Pour plusieurs, les temps sont durs. Le Québec ne sait plus quoi faire de ce qui l'a fait. Il ne sait pas davantage vers quel horizon s'orienter. Vivant une mutation de sa référence collective, il trouve mal les raisons communes à son vivre-ensemble.

Certains sont craintifs. Peut-on s'ouvrir à l'autre sans se perdre dans l'ailleurs? Les transformations que connaît notre culture nous mènent-elles à la disparition? Et ce Nous, si bien circonscrit auparavant, qu'est-il en train de devenir?

D'autres sont confiants: les métamorphoses que connaît le Québec sont autant de régénérations salutaires à son épanouissement.

En dépit de sa morosité apparente, l'époque actuelle est intéressante à vivre et à étudier. Notre société est en passage. Elle évolue dans un espace transitoire qui paraît toutefois confus si on y entre muni de vieilles catégories analytiques. Le défi de la recherche québécoise est de repenser son objet en le saisissant dans ses continuités et ses détachements. Le Québec n'est pas devenu incompréhensible. Il se fait simplement inaccessible aux visions anciennes qu'on a de lui.

Depuis une dizaine d'années, les mutations que connaît le Québec provoquent moult litiges entre traditionalistes et réformistes.
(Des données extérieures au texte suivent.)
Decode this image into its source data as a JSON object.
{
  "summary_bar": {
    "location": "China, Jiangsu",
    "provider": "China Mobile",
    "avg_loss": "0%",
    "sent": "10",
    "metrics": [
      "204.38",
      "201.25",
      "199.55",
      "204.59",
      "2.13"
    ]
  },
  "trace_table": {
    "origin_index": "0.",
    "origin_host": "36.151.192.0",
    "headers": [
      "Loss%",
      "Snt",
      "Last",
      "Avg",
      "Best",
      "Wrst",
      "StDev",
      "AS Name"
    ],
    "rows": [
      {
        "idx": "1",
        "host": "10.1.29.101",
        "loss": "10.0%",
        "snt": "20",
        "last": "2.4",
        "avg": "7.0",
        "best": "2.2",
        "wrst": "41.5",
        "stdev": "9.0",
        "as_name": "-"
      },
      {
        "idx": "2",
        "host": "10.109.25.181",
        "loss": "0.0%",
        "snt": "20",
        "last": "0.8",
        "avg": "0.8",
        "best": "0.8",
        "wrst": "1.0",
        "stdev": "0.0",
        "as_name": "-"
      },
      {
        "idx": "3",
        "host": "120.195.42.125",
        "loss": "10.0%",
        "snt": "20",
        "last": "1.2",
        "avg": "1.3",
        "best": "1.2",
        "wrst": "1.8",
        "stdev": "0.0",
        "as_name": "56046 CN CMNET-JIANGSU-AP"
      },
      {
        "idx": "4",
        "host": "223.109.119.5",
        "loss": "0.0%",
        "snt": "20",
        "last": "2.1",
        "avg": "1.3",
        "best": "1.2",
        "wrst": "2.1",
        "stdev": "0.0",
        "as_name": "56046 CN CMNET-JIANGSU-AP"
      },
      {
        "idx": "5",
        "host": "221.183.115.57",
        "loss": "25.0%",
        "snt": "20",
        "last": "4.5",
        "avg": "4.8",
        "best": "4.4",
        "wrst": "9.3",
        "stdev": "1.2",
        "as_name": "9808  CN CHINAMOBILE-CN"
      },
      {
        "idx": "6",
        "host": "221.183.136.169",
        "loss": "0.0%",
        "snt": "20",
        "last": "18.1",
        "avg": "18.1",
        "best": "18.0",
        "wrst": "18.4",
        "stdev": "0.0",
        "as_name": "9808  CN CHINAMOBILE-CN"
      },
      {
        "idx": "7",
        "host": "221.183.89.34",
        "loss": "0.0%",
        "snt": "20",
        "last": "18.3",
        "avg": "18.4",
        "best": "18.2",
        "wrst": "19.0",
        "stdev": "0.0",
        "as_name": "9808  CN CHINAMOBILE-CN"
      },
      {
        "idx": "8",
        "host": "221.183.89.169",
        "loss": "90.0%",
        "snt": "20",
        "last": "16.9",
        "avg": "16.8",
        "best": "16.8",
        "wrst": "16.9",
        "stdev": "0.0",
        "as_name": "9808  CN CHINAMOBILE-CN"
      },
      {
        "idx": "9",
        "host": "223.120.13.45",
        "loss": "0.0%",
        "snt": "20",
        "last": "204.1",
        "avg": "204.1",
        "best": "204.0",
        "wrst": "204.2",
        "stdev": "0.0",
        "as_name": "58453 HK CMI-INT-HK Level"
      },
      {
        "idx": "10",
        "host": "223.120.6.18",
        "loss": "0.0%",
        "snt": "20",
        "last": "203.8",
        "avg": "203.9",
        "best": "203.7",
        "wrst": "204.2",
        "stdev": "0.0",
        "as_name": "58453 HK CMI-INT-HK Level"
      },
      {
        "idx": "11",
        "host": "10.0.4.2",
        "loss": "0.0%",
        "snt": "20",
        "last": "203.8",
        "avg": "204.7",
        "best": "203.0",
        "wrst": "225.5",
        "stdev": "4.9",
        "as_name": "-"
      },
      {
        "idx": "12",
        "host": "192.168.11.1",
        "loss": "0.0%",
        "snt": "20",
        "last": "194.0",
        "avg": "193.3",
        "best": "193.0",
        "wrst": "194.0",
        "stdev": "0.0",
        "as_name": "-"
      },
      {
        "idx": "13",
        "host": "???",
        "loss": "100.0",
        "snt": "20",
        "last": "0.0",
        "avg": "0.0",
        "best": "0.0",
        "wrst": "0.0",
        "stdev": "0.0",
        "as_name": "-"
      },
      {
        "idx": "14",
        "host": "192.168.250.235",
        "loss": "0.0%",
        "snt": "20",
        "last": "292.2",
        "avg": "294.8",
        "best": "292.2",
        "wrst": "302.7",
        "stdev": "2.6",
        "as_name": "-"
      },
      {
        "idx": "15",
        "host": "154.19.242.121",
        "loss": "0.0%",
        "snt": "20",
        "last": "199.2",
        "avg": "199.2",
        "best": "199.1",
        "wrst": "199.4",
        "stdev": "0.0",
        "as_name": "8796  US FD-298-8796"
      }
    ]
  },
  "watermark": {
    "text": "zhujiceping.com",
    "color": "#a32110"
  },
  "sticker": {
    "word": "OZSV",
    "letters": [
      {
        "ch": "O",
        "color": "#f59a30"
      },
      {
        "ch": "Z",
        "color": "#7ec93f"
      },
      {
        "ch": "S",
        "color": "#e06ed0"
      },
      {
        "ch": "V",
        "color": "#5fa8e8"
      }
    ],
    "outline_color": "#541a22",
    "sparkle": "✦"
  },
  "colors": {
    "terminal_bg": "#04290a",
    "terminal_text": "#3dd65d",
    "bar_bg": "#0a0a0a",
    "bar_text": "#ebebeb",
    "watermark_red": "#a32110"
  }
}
Prenons le débat sur l'histoire à enseigner aux jeunes, qui a tout à voir avec l'héritage identitaire à transmettre aux descendants. On a laissé entendre que le passé du Québec serait à l'avenir conjugué au temps du multiculturalisme et du postnationalisme. Et que l'on gommerait les conflits qu'il contient au profit d'une vision embellie de l'expérience collective. Ridicule.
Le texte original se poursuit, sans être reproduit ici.